Blue light reduces organ injury during critical illness
Author(s):
Du Yuan, University of Pittsburgh; Richard Collage, University of Pittsburgh; Hai Huang, University of Pittsburgh; Xianghong Zhang, University of Pittsburgh; Benjamin Kautza, University of Pittsburgh; Brian Zuckerbraun, University of Pittsburgh School of Medicine; Derek Angus, University of Pittsburgh; Allan Tsung, UPMC Liver Cancer Center; Matthew Rosengart, University of Pittsburgh
Background: The current biological evidence suggests that the photoperiodicity of light profoundly influences the physiologic capacity with which an organism responds to stress.
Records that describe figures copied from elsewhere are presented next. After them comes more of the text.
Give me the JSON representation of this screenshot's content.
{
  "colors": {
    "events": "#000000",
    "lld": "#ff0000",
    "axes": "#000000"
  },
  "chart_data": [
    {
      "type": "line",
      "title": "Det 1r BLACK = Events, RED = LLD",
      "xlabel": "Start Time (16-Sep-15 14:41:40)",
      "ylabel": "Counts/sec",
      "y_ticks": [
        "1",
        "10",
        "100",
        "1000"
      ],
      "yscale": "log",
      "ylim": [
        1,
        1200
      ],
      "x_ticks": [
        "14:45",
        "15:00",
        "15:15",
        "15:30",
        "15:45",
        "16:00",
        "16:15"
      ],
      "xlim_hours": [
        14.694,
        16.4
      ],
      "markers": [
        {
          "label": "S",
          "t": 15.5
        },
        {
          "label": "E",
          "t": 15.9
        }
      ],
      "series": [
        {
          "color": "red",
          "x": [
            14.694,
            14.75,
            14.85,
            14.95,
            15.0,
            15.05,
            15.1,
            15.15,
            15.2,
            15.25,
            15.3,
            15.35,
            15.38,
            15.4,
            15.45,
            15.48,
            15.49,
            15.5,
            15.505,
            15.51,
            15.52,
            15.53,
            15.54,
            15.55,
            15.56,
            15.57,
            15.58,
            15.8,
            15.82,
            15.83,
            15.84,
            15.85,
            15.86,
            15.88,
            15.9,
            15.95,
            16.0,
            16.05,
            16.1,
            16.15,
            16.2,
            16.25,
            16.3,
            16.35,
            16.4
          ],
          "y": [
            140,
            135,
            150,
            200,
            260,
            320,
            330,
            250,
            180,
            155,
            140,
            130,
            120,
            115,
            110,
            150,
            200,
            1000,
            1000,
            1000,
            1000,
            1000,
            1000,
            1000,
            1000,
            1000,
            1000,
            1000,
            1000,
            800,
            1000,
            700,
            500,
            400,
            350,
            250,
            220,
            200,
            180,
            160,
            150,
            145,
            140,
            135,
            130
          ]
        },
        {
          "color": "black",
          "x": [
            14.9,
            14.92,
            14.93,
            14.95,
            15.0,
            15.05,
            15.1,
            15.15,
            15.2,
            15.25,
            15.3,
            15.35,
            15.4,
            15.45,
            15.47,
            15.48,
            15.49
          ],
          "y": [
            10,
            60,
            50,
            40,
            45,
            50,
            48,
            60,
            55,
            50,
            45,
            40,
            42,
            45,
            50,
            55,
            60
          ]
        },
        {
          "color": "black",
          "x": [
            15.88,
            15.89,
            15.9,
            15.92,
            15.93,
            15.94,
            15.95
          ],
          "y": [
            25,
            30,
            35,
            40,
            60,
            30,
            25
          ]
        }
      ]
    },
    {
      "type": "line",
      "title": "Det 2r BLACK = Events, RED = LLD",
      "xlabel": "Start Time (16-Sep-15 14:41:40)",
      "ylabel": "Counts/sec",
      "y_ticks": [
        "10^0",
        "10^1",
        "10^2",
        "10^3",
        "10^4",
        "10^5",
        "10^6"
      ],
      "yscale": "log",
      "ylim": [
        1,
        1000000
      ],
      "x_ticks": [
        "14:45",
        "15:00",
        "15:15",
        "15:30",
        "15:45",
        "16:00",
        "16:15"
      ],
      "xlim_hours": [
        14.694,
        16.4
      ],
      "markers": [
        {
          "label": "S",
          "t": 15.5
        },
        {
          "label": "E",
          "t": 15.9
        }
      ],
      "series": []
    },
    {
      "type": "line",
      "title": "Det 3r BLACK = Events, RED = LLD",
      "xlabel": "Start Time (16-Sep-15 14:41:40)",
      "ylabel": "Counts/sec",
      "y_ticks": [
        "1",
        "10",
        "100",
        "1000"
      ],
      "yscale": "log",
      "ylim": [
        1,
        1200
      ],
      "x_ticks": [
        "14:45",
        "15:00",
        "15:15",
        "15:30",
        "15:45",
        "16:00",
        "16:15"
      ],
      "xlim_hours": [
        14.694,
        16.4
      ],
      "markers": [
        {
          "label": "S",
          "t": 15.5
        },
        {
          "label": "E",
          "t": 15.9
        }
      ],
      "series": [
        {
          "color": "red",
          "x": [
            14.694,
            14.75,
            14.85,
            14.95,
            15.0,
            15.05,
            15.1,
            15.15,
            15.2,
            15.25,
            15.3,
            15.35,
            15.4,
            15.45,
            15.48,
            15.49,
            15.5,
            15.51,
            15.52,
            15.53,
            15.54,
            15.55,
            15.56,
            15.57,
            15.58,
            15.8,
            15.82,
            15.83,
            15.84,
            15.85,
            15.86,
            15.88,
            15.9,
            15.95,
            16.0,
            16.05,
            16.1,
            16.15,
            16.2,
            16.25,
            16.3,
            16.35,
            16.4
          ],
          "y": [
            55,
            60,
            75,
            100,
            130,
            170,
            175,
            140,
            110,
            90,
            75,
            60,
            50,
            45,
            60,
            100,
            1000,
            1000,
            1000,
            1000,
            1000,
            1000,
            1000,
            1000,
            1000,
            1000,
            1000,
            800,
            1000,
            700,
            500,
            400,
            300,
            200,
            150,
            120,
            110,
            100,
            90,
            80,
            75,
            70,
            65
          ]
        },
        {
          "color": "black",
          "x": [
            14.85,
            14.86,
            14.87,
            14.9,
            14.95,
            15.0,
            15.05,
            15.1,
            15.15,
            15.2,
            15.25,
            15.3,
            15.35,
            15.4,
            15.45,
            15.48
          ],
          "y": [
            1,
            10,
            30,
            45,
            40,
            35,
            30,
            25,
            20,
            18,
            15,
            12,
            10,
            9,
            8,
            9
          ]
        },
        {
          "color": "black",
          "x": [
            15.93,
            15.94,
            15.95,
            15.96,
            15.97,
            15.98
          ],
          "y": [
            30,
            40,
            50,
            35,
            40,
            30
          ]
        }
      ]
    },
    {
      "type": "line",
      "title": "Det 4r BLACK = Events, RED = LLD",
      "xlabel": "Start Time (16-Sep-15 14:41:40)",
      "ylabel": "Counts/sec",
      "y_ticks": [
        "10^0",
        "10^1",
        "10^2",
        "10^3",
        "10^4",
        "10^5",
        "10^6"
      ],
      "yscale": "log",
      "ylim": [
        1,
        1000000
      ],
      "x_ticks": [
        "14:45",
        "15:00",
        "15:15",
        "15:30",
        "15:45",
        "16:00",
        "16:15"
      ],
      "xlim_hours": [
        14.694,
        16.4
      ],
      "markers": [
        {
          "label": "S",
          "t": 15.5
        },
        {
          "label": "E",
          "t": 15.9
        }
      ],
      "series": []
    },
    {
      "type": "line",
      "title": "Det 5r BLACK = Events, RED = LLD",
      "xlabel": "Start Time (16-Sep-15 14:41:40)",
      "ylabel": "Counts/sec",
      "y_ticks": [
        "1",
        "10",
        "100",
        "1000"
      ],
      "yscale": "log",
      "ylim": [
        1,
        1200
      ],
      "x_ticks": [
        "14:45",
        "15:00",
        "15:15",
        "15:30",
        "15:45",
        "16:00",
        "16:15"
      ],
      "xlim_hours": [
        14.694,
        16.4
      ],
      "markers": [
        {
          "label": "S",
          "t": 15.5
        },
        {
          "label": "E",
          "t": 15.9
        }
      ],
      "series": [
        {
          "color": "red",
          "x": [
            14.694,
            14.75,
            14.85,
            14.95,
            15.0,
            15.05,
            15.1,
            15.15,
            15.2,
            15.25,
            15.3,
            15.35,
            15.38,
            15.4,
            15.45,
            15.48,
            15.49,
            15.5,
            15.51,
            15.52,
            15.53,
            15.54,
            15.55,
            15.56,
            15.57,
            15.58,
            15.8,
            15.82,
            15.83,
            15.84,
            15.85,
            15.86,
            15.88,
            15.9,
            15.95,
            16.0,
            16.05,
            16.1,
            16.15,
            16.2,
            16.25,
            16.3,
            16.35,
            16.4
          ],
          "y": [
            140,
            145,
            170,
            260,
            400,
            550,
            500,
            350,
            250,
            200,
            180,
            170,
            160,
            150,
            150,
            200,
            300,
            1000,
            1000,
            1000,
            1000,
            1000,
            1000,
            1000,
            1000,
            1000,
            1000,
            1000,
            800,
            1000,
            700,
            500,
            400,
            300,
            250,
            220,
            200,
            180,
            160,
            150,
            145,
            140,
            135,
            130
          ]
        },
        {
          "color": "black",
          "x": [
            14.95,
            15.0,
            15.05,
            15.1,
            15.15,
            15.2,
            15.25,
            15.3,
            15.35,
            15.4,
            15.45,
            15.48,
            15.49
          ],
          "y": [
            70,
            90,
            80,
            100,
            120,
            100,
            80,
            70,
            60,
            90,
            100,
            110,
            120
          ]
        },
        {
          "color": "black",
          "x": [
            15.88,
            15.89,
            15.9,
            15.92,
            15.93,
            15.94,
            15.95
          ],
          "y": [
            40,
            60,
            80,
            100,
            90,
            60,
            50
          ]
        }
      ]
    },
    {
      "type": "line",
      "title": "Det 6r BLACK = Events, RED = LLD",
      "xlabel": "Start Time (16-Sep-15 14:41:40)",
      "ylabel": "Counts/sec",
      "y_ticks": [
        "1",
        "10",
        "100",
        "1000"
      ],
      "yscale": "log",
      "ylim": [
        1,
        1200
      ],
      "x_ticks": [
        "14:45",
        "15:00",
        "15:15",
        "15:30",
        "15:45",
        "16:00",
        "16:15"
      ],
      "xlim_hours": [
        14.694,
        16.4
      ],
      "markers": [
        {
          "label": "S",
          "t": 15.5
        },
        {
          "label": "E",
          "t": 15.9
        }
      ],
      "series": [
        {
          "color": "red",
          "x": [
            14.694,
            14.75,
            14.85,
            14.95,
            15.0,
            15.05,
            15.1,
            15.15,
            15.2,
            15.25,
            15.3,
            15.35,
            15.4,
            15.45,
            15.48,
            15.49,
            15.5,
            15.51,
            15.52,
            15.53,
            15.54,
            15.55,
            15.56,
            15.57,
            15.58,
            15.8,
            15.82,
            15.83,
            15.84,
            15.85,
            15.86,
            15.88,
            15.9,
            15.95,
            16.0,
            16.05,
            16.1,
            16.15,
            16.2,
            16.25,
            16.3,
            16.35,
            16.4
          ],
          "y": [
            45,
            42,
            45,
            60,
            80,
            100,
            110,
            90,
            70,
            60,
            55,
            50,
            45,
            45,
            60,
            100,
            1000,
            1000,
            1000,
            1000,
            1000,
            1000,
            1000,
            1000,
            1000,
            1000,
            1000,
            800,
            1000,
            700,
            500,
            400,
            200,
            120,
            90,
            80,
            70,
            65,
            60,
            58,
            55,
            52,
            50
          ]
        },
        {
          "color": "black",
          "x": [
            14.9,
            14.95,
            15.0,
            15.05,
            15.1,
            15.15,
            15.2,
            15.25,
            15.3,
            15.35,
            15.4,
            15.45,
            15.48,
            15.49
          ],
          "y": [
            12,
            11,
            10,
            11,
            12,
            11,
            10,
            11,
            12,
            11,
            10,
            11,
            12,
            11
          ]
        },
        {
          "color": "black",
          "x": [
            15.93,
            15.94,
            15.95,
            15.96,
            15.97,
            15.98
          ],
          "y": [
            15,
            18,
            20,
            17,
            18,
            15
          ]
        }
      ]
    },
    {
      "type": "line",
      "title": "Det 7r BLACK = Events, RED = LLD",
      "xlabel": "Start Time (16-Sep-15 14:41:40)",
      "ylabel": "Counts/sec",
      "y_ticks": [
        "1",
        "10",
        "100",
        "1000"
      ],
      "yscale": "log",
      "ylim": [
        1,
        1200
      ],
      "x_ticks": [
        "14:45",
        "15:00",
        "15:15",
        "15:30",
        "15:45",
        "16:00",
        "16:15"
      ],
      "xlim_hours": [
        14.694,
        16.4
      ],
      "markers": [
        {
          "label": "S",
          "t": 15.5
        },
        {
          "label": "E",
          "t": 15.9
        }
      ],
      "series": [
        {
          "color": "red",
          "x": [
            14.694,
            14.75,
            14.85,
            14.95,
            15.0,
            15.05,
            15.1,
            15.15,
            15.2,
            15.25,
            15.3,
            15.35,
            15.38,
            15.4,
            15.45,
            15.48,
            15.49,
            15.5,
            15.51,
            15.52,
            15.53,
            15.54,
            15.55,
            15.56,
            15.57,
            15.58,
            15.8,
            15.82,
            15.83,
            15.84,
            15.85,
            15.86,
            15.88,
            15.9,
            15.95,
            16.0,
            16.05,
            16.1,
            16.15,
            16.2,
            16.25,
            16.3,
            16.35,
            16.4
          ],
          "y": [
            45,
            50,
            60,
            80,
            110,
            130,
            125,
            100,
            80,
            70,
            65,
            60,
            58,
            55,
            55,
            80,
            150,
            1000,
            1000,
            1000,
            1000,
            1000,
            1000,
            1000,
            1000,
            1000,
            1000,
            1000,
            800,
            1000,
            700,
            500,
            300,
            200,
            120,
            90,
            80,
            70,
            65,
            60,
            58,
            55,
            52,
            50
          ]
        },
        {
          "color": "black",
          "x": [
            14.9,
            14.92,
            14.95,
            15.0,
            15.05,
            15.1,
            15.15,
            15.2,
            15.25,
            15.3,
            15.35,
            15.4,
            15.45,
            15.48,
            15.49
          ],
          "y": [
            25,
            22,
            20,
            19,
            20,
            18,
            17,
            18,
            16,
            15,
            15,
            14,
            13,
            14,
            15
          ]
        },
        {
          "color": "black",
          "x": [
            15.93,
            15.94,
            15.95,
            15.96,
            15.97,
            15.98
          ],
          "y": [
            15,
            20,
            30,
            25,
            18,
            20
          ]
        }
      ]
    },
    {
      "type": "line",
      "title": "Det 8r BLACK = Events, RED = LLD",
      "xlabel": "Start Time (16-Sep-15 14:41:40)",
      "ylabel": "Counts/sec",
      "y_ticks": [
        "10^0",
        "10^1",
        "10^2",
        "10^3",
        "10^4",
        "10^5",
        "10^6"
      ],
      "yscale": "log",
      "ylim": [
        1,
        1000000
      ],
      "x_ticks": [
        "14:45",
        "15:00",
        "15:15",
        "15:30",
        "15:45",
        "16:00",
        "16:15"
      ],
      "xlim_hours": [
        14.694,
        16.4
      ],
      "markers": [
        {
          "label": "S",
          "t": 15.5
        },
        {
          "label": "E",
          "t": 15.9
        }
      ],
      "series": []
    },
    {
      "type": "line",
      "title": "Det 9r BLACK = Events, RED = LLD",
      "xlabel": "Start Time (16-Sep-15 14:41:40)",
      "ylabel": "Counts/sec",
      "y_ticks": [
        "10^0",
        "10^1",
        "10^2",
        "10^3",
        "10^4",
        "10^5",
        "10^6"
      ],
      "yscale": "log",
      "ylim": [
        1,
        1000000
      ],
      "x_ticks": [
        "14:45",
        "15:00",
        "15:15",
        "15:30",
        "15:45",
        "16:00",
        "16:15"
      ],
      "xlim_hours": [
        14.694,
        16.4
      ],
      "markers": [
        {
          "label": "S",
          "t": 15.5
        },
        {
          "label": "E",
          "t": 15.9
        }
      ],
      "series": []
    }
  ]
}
However, the ramifications of light intensity and wavelength on the course of critical illness remain to be determined.
Hypothesis: We hypothesized that a light of optimal spectrum and illuminance can be identified and broadly applied to modify the biology of critical illness.
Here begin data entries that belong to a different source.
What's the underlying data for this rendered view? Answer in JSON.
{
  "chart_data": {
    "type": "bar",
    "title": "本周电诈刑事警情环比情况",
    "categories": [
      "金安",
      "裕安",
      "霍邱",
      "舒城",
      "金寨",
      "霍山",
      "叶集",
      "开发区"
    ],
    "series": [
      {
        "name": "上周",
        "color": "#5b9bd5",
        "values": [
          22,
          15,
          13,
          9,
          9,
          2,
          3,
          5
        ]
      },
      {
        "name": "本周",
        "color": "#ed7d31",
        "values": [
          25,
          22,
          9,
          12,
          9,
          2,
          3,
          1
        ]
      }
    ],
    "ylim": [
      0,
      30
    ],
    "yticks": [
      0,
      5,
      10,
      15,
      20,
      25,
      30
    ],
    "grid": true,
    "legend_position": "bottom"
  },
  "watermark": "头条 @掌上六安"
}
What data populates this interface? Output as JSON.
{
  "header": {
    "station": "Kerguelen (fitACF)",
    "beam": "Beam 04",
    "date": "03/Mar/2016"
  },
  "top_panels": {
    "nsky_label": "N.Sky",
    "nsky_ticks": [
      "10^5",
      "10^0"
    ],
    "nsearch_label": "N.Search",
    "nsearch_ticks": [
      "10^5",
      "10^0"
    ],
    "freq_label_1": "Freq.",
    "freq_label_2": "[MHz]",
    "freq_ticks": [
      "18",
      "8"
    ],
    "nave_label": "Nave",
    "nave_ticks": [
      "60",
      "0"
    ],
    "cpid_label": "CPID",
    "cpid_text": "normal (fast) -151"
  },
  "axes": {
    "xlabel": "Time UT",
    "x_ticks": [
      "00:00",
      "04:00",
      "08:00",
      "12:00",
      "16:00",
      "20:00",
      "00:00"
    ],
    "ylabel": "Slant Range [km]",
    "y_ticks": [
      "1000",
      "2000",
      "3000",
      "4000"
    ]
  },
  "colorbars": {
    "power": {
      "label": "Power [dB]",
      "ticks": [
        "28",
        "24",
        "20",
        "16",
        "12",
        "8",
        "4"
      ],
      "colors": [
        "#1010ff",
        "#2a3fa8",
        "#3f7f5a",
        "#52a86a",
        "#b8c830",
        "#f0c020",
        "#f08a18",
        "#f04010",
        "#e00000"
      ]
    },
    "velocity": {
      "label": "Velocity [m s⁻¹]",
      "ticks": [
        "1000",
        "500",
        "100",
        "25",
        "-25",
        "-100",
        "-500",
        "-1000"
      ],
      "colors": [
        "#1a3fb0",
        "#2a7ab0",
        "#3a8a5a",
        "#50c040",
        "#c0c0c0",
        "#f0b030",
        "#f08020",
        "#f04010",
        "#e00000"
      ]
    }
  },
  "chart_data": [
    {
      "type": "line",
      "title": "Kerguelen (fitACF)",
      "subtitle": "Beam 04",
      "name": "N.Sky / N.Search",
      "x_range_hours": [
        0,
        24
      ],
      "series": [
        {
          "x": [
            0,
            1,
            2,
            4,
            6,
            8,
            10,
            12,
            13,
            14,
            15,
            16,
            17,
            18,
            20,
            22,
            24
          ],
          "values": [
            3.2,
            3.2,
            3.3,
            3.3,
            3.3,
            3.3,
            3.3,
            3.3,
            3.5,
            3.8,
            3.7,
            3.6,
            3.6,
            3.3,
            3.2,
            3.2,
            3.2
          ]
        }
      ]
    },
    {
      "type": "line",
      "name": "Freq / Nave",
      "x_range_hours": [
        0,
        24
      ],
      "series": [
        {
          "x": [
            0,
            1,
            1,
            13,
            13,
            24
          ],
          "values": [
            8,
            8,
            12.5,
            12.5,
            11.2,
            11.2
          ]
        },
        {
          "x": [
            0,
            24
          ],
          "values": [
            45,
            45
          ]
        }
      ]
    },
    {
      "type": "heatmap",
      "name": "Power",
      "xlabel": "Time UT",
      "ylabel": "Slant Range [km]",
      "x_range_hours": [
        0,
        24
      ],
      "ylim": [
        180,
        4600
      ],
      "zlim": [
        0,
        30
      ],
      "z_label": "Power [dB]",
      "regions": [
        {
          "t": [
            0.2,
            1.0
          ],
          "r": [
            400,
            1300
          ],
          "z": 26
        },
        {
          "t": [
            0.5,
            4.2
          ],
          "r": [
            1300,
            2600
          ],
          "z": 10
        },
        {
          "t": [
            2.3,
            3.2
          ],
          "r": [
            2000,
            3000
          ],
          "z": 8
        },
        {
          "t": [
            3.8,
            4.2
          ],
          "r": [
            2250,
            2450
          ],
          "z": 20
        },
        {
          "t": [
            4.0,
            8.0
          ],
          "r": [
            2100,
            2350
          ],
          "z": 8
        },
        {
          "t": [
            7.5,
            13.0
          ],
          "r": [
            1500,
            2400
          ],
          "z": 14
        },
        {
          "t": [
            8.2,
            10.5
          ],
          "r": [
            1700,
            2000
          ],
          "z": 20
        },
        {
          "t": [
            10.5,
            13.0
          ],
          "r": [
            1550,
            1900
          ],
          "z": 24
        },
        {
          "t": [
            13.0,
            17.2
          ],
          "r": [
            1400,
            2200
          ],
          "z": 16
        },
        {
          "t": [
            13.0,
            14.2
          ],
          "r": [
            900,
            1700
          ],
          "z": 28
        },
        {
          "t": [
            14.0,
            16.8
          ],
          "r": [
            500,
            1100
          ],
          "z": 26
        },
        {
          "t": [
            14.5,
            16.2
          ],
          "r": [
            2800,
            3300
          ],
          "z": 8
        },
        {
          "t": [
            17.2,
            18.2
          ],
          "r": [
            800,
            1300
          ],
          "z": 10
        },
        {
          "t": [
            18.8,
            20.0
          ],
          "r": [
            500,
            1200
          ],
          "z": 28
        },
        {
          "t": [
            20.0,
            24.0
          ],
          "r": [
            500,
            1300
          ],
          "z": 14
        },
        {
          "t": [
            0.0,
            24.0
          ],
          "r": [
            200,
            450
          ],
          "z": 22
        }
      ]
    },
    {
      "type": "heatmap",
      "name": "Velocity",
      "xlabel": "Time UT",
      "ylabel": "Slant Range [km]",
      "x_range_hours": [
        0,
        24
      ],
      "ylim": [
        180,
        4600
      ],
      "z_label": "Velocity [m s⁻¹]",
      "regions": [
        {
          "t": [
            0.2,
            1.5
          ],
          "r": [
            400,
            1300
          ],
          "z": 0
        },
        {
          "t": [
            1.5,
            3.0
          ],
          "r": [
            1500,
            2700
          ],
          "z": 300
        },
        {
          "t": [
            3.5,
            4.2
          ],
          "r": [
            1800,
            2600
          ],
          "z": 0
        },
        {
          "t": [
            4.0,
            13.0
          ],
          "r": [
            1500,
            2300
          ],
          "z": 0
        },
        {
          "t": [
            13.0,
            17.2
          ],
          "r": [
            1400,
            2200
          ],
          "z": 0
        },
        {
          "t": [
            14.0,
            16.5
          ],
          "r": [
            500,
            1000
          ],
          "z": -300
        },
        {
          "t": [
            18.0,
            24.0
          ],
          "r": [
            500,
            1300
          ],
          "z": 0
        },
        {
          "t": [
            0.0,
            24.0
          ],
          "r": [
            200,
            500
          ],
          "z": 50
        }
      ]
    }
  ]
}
Methods: Mice (C57BL, 12 weeks) were assigned to one of 3 models of septic or sterile insult: 1) 1 cm ligation, 21-gauge double puncture CLP; 2) segmental hepatic I/R; and 3) unilateral kidney I/R. For 24 hours prior to I/R or after CLP, mice were exposed to one of 3 lighting conditions: 1) 1400 lumens BLUE (peak 442 nm) spectrum; 2) 1400 lumens, RED (peak 617 nm) spectrum; or 3) AMBIENT white fluorescent light. For CLP, peritoneal lavage fluid and blood were collected to determine bacteria clearance. Acute kidney injury (AKI) was quantified using serum Cystatin C concentration. Systemic inflammation was quantified by assaying serum IL-6, IL-10 and TNFa concentrations. For I/R, liver injury was quantified by assaying serum ALT concentration, and AKI by Cystatin C. Serum HMGB1 was measured by immunoblot. Organs were subjected to H & E to quantify the degree of cellular necrosis. Organ myeloperoxidase (MPO) activity was quantified to assess neutrophil concentration. These experiments were repeated using Vsx2or-J/J mice, which undergo optic nerve degeneration.
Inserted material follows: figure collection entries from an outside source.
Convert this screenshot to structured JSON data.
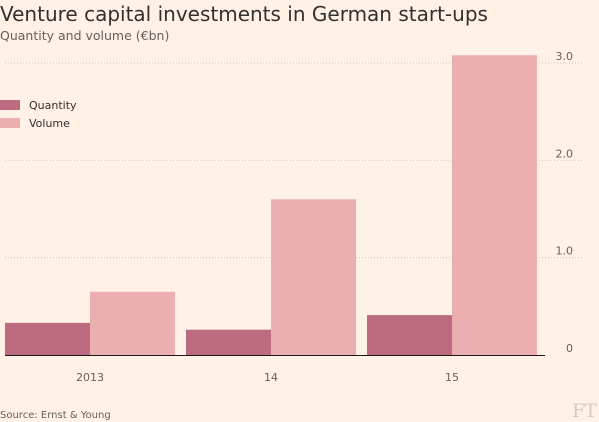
{
  "title": "Venture capital investments in German start-ups",
  "subtitle": "Quantity and volume (€bn)",
  "source": "Source: Ernst & Young",
  "logo_text": "FT",
  "colors": {
    "background": "#fff1e5",
    "quantity": "#bd6b80",
    "volume": "#ecafaf",
    "gridline": "#cfc4bb",
    "axis": "#66605c"
  },
  "chart_data": {
    "type": "bar",
    "title": "Venture capital investments in German start-ups",
    "subtitle": "Quantity and volume (€bn)",
    "categories": [
      "2013",
      "14",
      "15"
    ],
    "series": [
      {
        "name": "Quantity",
        "values": [
          0.33,
          0.26,
          0.41
        ]
      },
      {
        "name": "Volume",
        "values": [
          0.65,
          1.6,
          3.08
        ]
      }
    ],
    "ylim": [
      0,
      3
    ],
    "yticks": [
      "3.0",
      "2.0",
      "1.0",
      "0"
    ],
    "ytick_values": [
      3,
      2,
      1,
      0
    ],
    "y_axis_side": "right",
    "grid": true,
    "legend": "top-left",
    "xlabel": "",
    "ylabel": ""
  }
}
Results: Compared with RED or AMBIENT light, exposure to BLUE light after CLP enhanced peritoneal bacterial clearance (p=0.07), reduced bacteremia (p<0.05) and reduced inflammation: IL-6 (p<0.05), IL-10 (p<0.05) and TNFa (p<0.05). This correlated with reduced AKI and Cystatin C (p=0.06). BLUE light prior to I/R reduced liver and kidney injury: ALT (p<0.05) and Cystatin C (p<0.05) . In both I/R models BLUE light reduced organ neutrophil influx and MPO (p<0.05), cellular necrosis (p<0.05) and the release of HMGB1 (p<0.05), a key mediator in the pathogenesis of I/R. The protection afforded by BLUE light occurred independent of significant alterations in melatonin or corticosterone concentrations; yet, did involve an optic pathway, as mice experiencing optic nerve degeneration were not protected.
Conclusions: These data suggest that high illuminance BLUE spectrum light can reduce organ injury in critical illness by comparison to RED spectrum or standard low illuminance, ambient, white fluorescent light.